North v. McDonald

By the Court,

Thomas, J.:

An action was brought herein in the district court of Uinta county, by Orlando North and L. Newman, assignees in bankruptcy, etc., of Bussell Thorp against Wm. McDonald and Harvey Booth, to recover the value of a large amount of horses, cattle, mules, and other personal property, alleged to have been sold by said bankrupt to the defendants, on the twenty-fifth day of September, A. D. 1874, in contravention of the provisions of the bankrupt law of the United States. The venue in said action was subsequently changed to Sweetwater county. The petition in bankruptcy, upon which said Thorp was adjudicated a bankrupt, was filed in the third district court, on the seventeenth day of December, 1874. The personal property herein referred to was sold to the defendants in the district court, for the sum of three thousand and five dollars, while, it was alleged in said plaintiff’s petition, that said property so as aforesaid transferred was worth the sum of six thousand four hundred and fifty dollars.

The case came on for trial at the October, Sweetwater, term, 1875, before Chief Justice Fisher and a jury. After the testimony of the plaintiffs had closed, the defendants moved for a nonsuit, upon the ground that said testimony failed to show the existence of a cause of action in favor of the plaintiffs and against the defendants, which motion *350was, after the arguments of counsel, sustained by the court. A motion was subsequently made, by counsel for the plaintiffs, to set aside such nonsuit, which second-named motion was overruled, and judgment ordered for the defendants against the plaintiffs for costs. The only error now complained of in the court below, and to be passed upon by this court, is the granting of said motion for non-suit.

It is apparent, from the reading of the petition of the plaintiffs in the district court, that it was drawn solely with reference to section 5129, of the revised statutes of the United States, and to the provisions therein contained, while the petition, together with the evidence adduced upon the trial, viz.: That the defendants herein, ajjid the purchasers of the property mentioned, were creditors of the bankrupt Thorpe, brought the case before the district court, under the provisions of section 5128. The entire statutes concerning bankruptcy should certainly be considered together, so far as they may affect the questions involved in this case, and we cannot see that the provisions of section 5016 are at all in conflict with those of section 5129. One we find, with those sections of the law giving instructions and directions to assignees in bankruptcy; the other with those sections which define what properly should be seized for the benefit of creditors; or, in other words, section 5016 refers to the duties of assignees, while sections 5128 and 5129 describe more fully than in the general instructions just what contracts for the disposition of property ■were void, and what property was subject to the action of the assignee. We are of the opinion that section 5016 makes no new or different provisions from sections 5128 and 5129, but may be regarded as referring to them and to the provisions in those sections contained.

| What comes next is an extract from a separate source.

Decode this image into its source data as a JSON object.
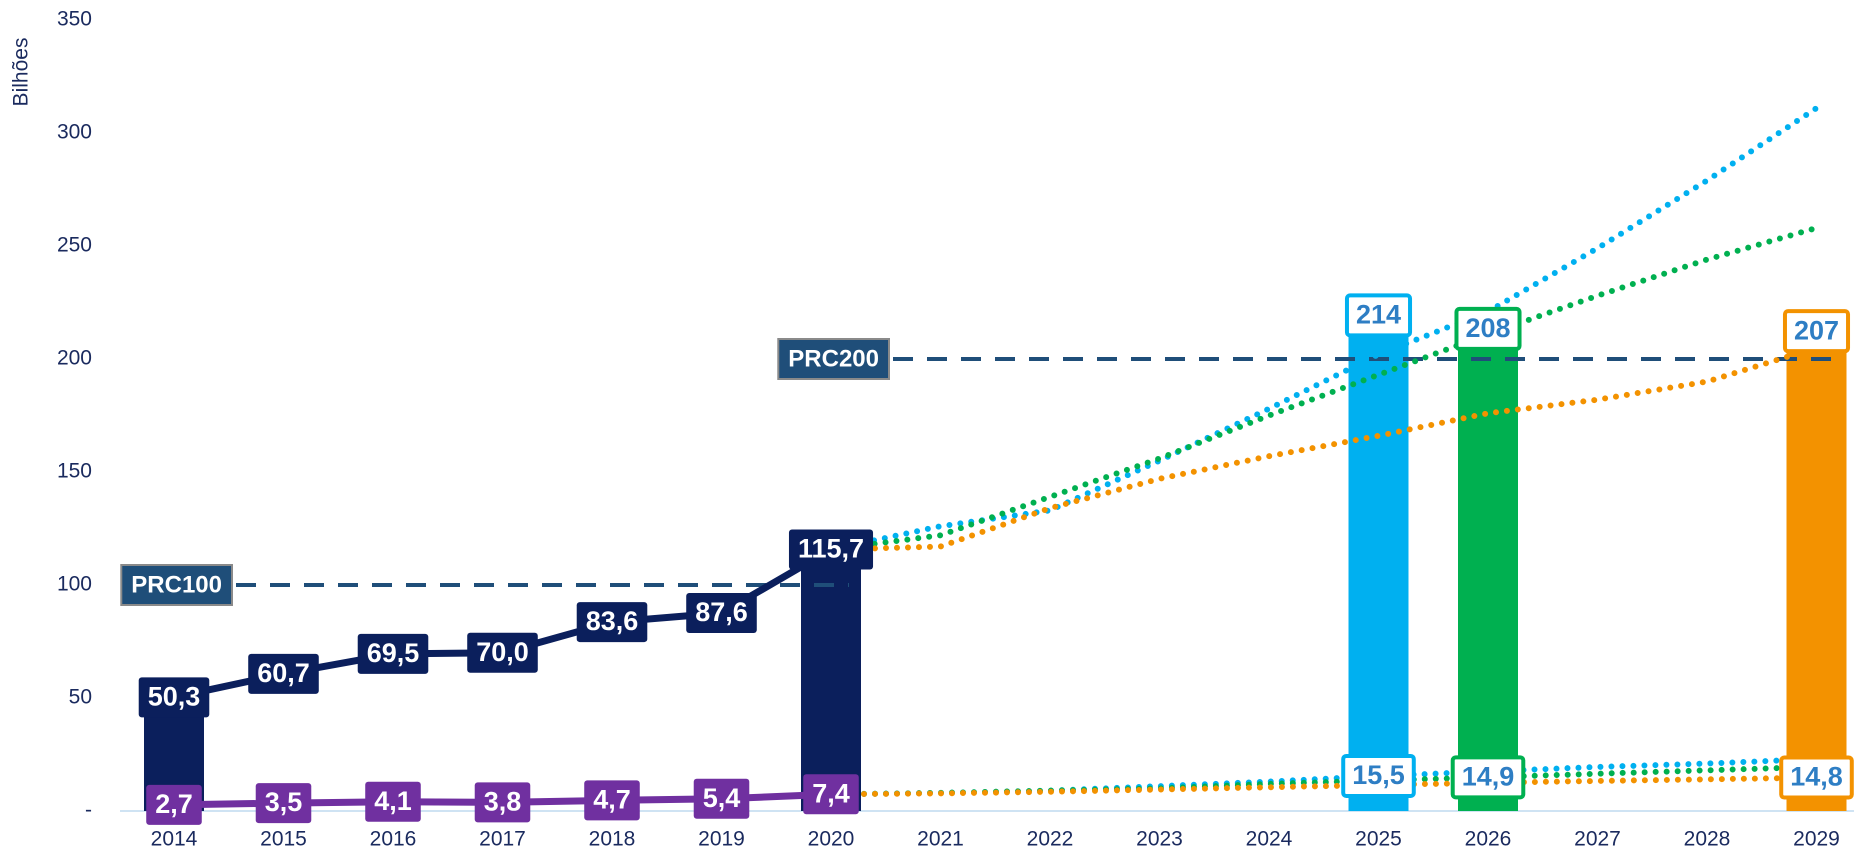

Under this view of the case as the proceedings before the district court came entirely within the provisions of section 5128, that court committed no error in sustaining the motion for nonsuit, for there was no evidence whatever *351adduced upon the trial to show that less than two months had elapsed between the alleged fraudulent sale and the filing of petition in bankruptcy; but, on the contrary, the testimony of the plaintiffs was conclusive on the point that more than two months had transpired between the occurrence of those two events. It is conceded that it is not merely discretionary with, but that is the duty of a court to grant a nonsuit on motion of defendants where the plaintiff has failed to adduce any evidence to establish any allegation material to the issue. Upon this question of time therefore, it is clear that the court below, not only did not commit an error but acted strictly in accordance with the line of .its duty in sustaining the motion for a nonsuit.

Even had this case not fallen under the provisions of section 5128, it is very questionable whether there was any evidence before the jury tending to prove a fraudulent transfer, of property. The property was sold at a low price but not at as low a one as would be inferred from reading the plaintiff’s petition, and there is no question but what the price named was actually paid by the defendant to said Thorpe. The transfer of a large amount of property in this country (where it is very difficult to obtain money in large quantities) at a single sale for cash by a person in embarrassed financial circumstances, even at a low price, is not sufficient in itself to raise the presumption of fraud. But the first and principal question raised and discussed on the argument of the cause in this court is sufficient to decide it upon, and a further examination of the evidence is unnecessary.

The decision of the district court is affirmed.